La novela está escrita en tercera persona a través de un narrador omnisciente, instrumento perfecto en la pluma de P.D. James, conocedor del pasado, del presente y del futuro hasta en sus más nimios detalles, con una narrativa lineal desde el principio, dedicada de manera metódica a la presentación de cada uno de los personajes y del establecimiento de los hechos, para, en el último tercio, dividirla en una triple trayectoria, logrando un avance más efectivo de la novela, dando respuesta perfecta al “qué” con la resolución ordenada del “quien”, del “cómo” y del “por qué”. 

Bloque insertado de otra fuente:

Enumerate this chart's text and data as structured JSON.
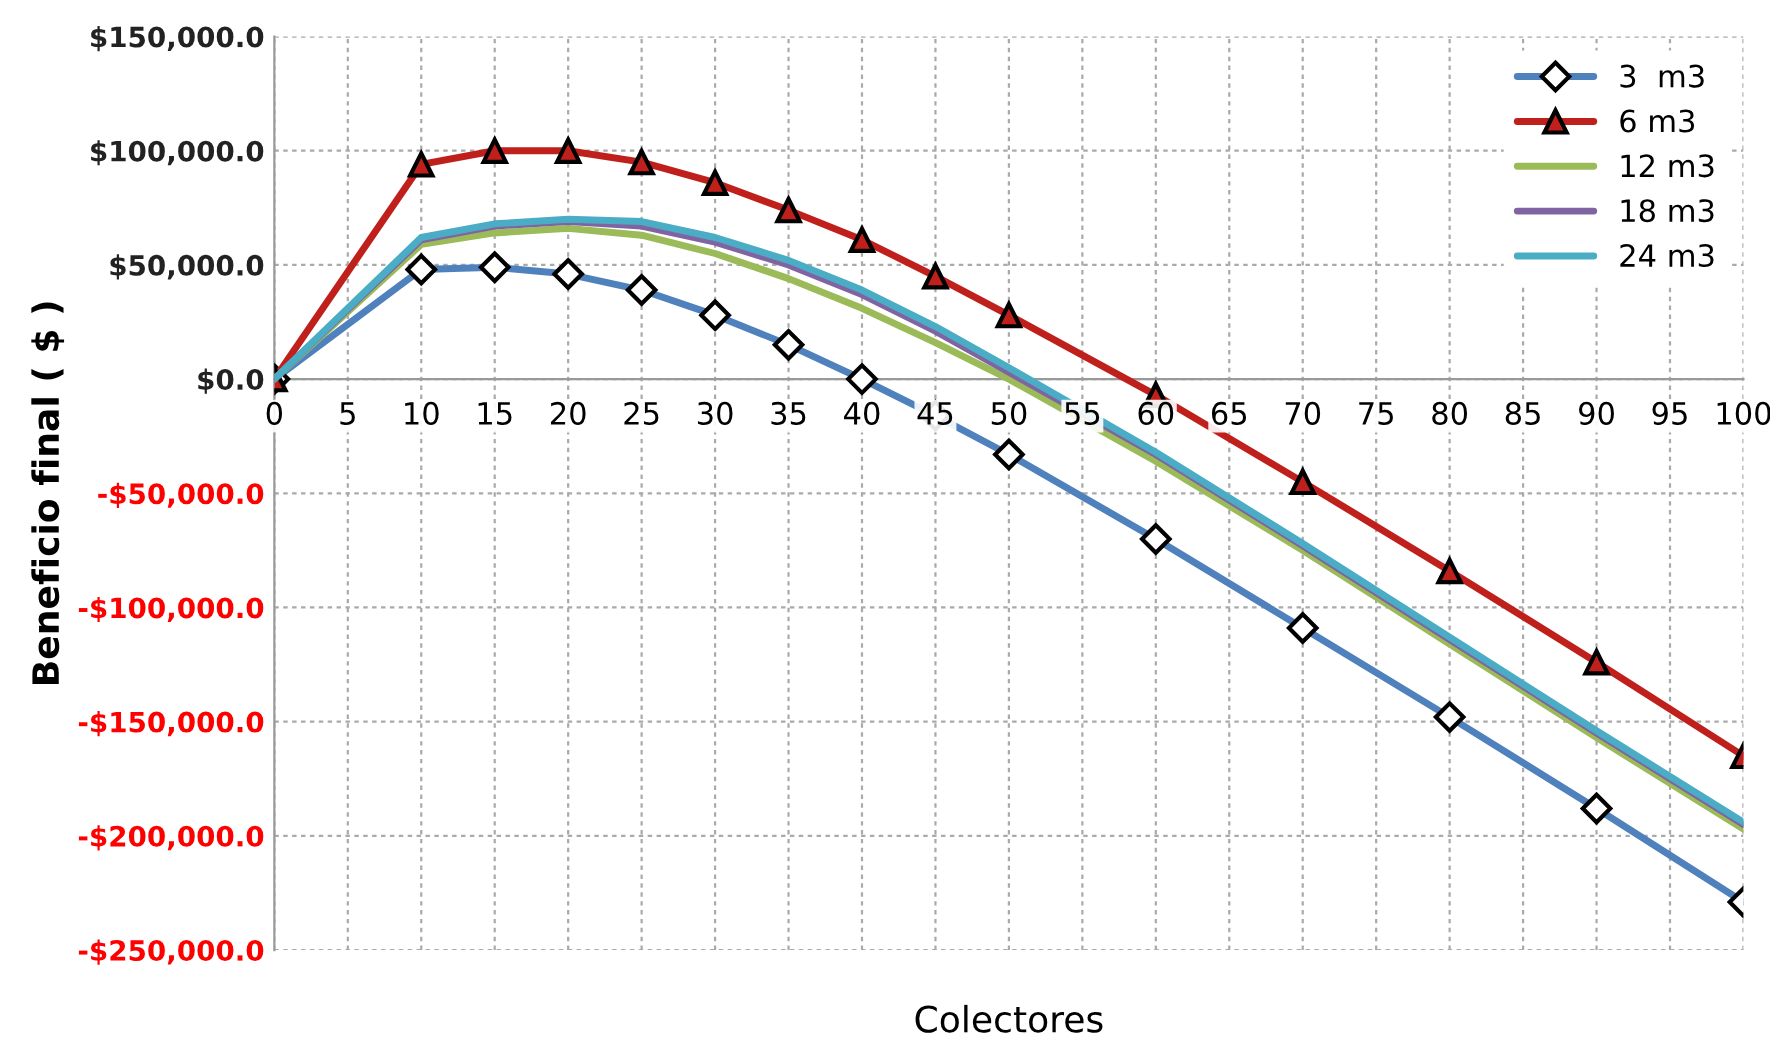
{
  "chart_data": {
    "type": "line",
    "xlabel": "Colectores",
    "ylabel": "Beneficio final ( $ )",
    "x": [
      0,
      10,
      15,
      20,
      25,
      30,
      35,
      40,
      45,
      50,
      60,
      70,
      80,
      90,
      100
    ],
    "series": [
      {
        "name": "3  m3",
        "color": "#4f81bd",
        "marker": "diamond",
        "values": [
          0,
          48000,
          49000,
          46000,
          39000,
          28000,
          15000,
          0,
          -16000,
          -33000,
          -70000,
          -109000,
          -148000,
          -188000,
          -229000
        ]
      },
      {
        "name": "6 m3",
        "color": "#c0201c",
        "marker": "triangle",
        "values": [
          0,
          94000,
          100000,
          100000,
          95000,
          86000,
          74000,
          61000,
          45000,
          28000,
          -7000,
          -45000,
          -84000,
          -124000,
          -165000
        ]
      },
      {
        "name": "12 m3",
        "color": "#9bbb59",
        "marker": "none",
        "values": [
          0,
          59000,
          64000,
          66000,
          63000,
          55000,
          44000,
          31000,
          16000,
          0,
          -36000,
          -75000,
          -116000,
          -157000,
          -197000
        ]
      },
      {
        "name": "18 m3",
        "color": "#8064a2",
        "marker": "none",
        "values": [
          0,
          61000,
          67000,
          69000,
          67000,
          60000,
          50000,
          37000,
          21000,
          3000,
          -33000,
          -73000,
          -114000,
          -155000,
          -195000
        ]
      },
      {
        "name": "24 m3",
        "color": "#4bacc6",
        "marker": "none",
        "values": [
          0,
          62000,
          68000,
          70000,
          69000,
          62000,
          52000,
          39000,
          23000,
          5000,
          -32000,
          -72000,
          -113000,
          -154000,
          -194000
        ]
      }
    ],
    "xlim": [
      0,
      100
    ],
    "xticks": [
      0,
      5,
      10,
      15,
      20,
      25,
      30,
      35,
      40,
      45,
      50,
      55,
      60,
      65,
      70,
      75,
      80,
      85,
      90,
      95,
      100
    ],
    "ylim": [
      -250000,
      150000
    ],
    "yticks": [
      {
        "value": -250000,
        "label": "-$250,000.0"
      },
      {
        "value": -200000,
        "label": "-$200,000.0"
      },
      {
        "value": -150000,
        "label": "-$150,000.0"
      },
      {
        "value": -100000,
        "label": "-$100,000.0"
      },
      {
        "value": -50000,
        "label": "-$50,000.0"
      },
      {
        "value": 0,
        "label": "$0.0"
      },
      {
        "value": 50000,
        "label": "$50,000.0"
      },
      {
        "value": 100000,
        "label": "$100,000.0"
      },
      {
        "value": 150000,
        "label": "$150,000.0"
      }
    ],
    "grid": true,
    "legend": "top right",
    "line_style": "solid"
  }
}
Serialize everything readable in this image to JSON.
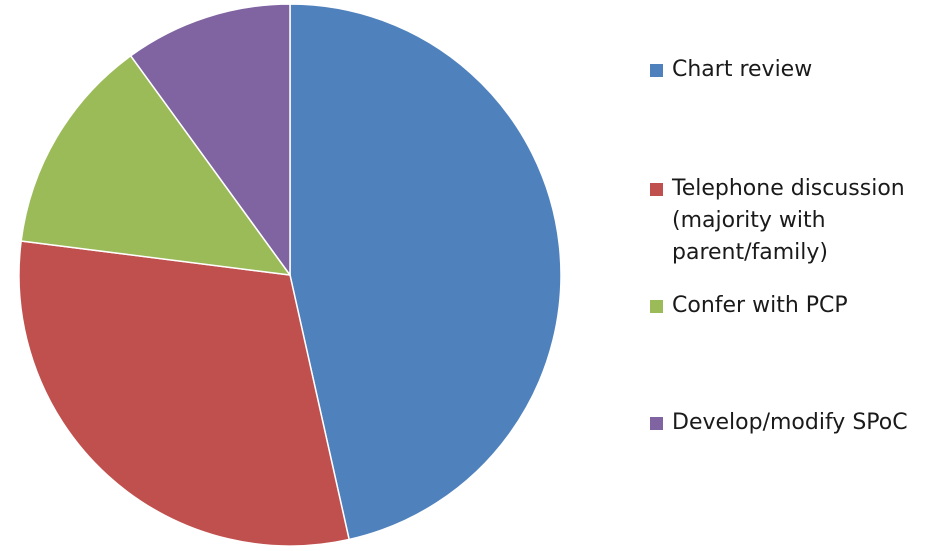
{
  "chart_data": {
    "type": "pie",
    "start_angle_deg": 0,
    "direction": "clockwise",
    "legend_position": "right",
    "slices": [
      {
        "label": "Chart review",
        "value": 46.5,
        "color": "#4f81bd"
      },
      {
        "label": "Telephone discussion\n(majority with\nparent/family)",
        "value": 30.5,
        "color": "#c0504d"
      },
      {
        "label": "Confer with PCP",
        "value": 13.0,
        "color": "#9bbb59"
      },
      {
        "label": "Develop/modify SPoC",
        "value": 10.0,
        "color": "#8064a2"
      }
    ]
  }
}
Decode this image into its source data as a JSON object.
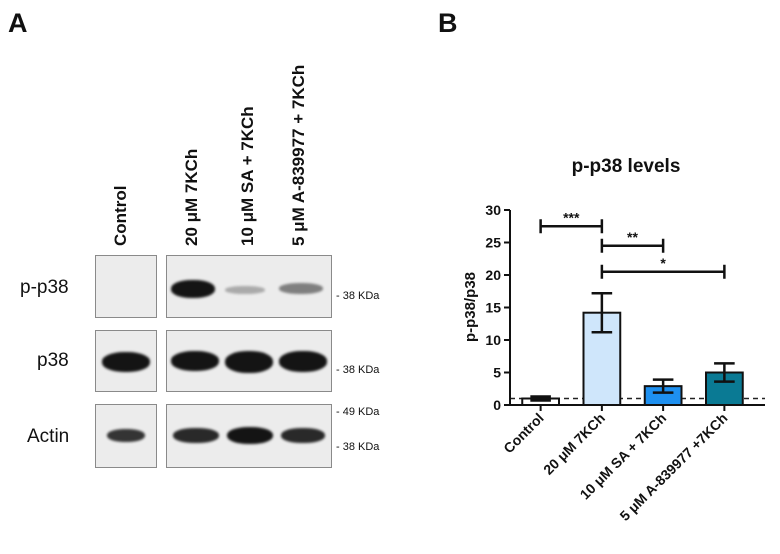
{
  "panel_a": {
    "letter": "A",
    "lanes": [
      "Control",
      "20 μM 7KCh",
      "10 μM SA + 7KCh",
      "5 μM A-839977 + 7KCh"
    ],
    "rows": [
      "p-p38",
      "p38",
      "Actin"
    ],
    "markers": {
      "pp38": "- 38 KDa",
      "p38": "- 38 KDa",
      "actin_upper": "- 49 KDa",
      "actin_lower": "- 38 KDa"
    },
    "band_intensity": {
      "p-p38": [
        0.0,
        1.0,
        0.22,
        0.4
      ],
      "p38": [
        1.0,
        1.0,
        1.0,
        1.0
      ],
      "Actin": [
        0.7,
        0.85,
        0.95,
        0.85
      ]
    }
  },
  "panel_b": {
    "letter": "B"
  },
  "chart_data": {
    "type": "bar",
    "title": "p-p38 levels",
    "ylabel": "p-p38/p38",
    "xlabel": "",
    "categories": [
      "Control",
      "20 μM 7KCh",
      "10 μM SA + 7KCh",
      "5 μM A-839977 +7KCh"
    ],
    "values": [
      1.0,
      14.2,
      2.9,
      5.0
    ],
    "errors": [
      0.3,
      3.0,
      1.0,
      1.4
    ],
    "colors": [
      "#ffffff",
      "#cfe6fb",
      "#1e90f0",
      "#0a7a94"
    ],
    "ylim": [
      0,
      30
    ],
    "yticks": [
      0,
      5,
      10,
      15,
      20,
      25,
      30
    ],
    "reference_line": 1.0,
    "significance": [
      {
        "from": 0,
        "to": 1,
        "label": "***",
        "y": 27.5
      },
      {
        "from": 1,
        "to": 2,
        "label": "**",
        "y": 24.5
      },
      {
        "from": 1,
        "to": 3,
        "label": "*",
        "y": 20.5
      }
    ]
  }
}
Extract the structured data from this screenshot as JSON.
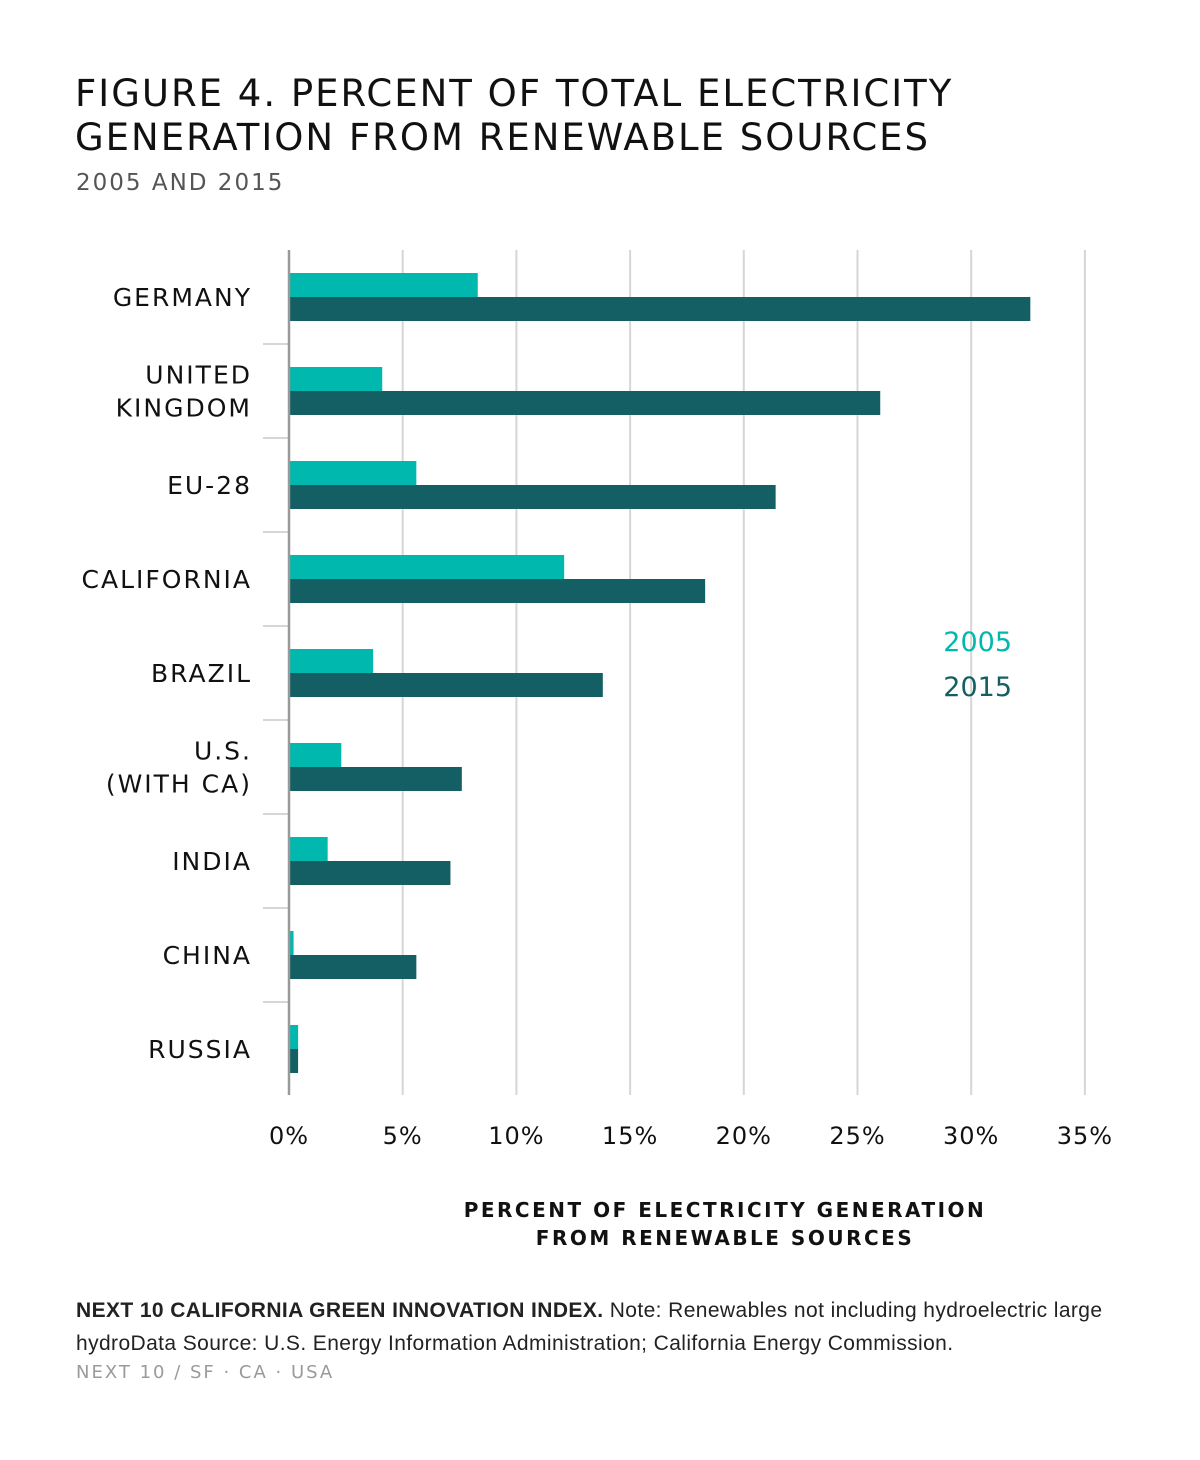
{
  "title": "FIGURE 4. PERCENT OF TOTAL ELECTRICITY GENERATION FROM RENEWABLE SOURCES",
  "subtitle": "2005 AND 2015",
  "legend": {
    "s2005": "2005",
    "s2015": "2015"
  },
  "axis_title": {
    "line1": "PERCENT OF ELECTRICITY GENERATION",
    "line2": "FROM RENEWABLE SOURCES"
  },
  "note": {
    "source_label": "NEXT 10 CALIFORNIA GREEN INNOVATION INDEX.",
    "text": " Note: Renewables not including hydroelectric large hydroData Source: U.S. Energy Information Administration; California Energy Commission."
  },
  "footer": "NEXT 10  /  SF · CA · USA",
  "colors": {
    "s2005": "#00b8ae",
    "s2015": "#135f63",
    "grid": "#d6d6d6",
    "axis": "#999999"
  },
  "chart_data": {
    "type": "bar",
    "orientation": "horizontal",
    "title": "FIGURE 4. PERCENT OF TOTAL ELECTRICITY GENERATION FROM RENEWABLE SOURCES",
    "subtitle": "2005 AND 2015",
    "xlabel": "PERCENT OF ELECTRICITY GENERATION FROM RENEWABLE SOURCES",
    "ylabel": "",
    "xlim": [
      0,
      35
    ],
    "ticks": [
      "0%",
      "5%",
      "10%",
      "15%",
      "20%",
      "25%",
      "30%",
      "35%"
    ],
    "tick_values": [
      0,
      5,
      10,
      15,
      20,
      25,
      30,
      35
    ],
    "grid": true,
    "legend_position": "right",
    "categories": [
      [
        "GERMANY"
      ],
      [
        "UNITED",
        "KINGDOM"
      ],
      [
        "EU-28"
      ],
      [
        "CALIFORNIA"
      ],
      [
        "BRAZIL"
      ],
      [
        "U.S.",
        "(WITH CA)"
      ],
      [
        "INDIA"
      ],
      [
        "CHINA"
      ],
      [
        "RUSSIA"
      ]
    ],
    "series": [
      {
        "name": "2005",
        "values": [
          8.3,
          4.1,
          5.6,
          12.1,
          3.7,
          2.3,
          1.7,
          0.2,
          0.4
        ]
      },
      {
        "name": "2015",
        "values": [
          32.6,
          26.0,
          21.4,
          18.3,
          13.8,
          7.6,
          7.1,
          5.6,
          0.4
        ]
      }
    ]
  }
}
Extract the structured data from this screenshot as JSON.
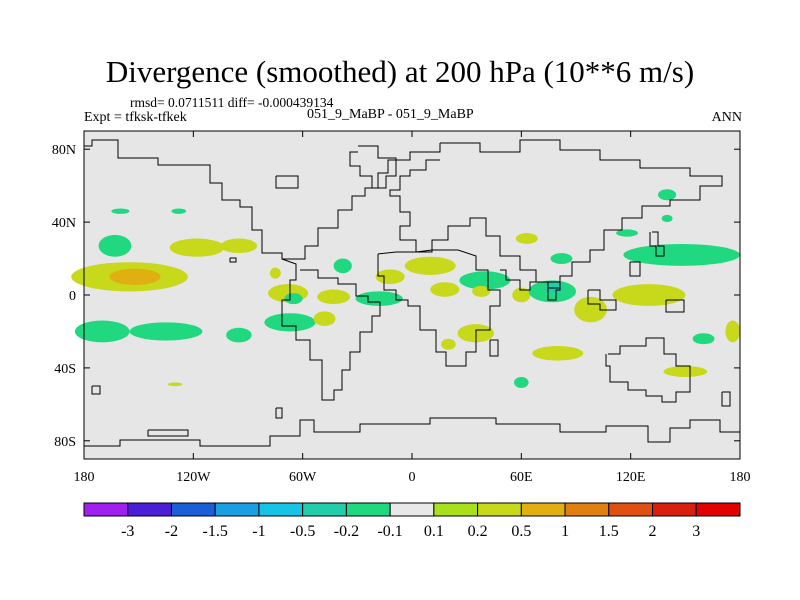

            Es importante resaltar el interrogante perdurable, irresoluto en la novela, sobre las razones de la experiencia mística o de los verdaderos quebraderos de conciencia del dimisionario ministro de la Corona, Paul Bérowne, que le llevaron a la sacristía de Saint Matthew, donde finó su existencia tan apurada, pública y privada, descartado el suicidio. El interrogante deriva al tema religioso y la respuesta no quiebra la perdurabilidad. Pareciendo que se mueve en un ámbito católico, resulta más extraño en un ambiente muy británico. 

En general, la novela gusta. Pero, sin duda, uno sale reforzado en el firme convencimiento, de que, para muestra, basta un botón. Nunca un aforismo vendría mejor al caso. 

Ciertamente, no arrebataría la corona que la crítica literaria inglesa colocó en las sienes de esta autora, al reputarla como reina de la novela negra británica, pero, siendo muchísimo menos monárquico que los críticos ingleses, puede que, a pesar de su premio por esta novela que, al parecer, es la mejor, no le otorgaría derechos en el orden de sucesión a la corona de la novela negra en general. Sin embargo, era de interés leer a P.D James y me ha alegrado por ello, aunque me haya costado treinta años decidirme.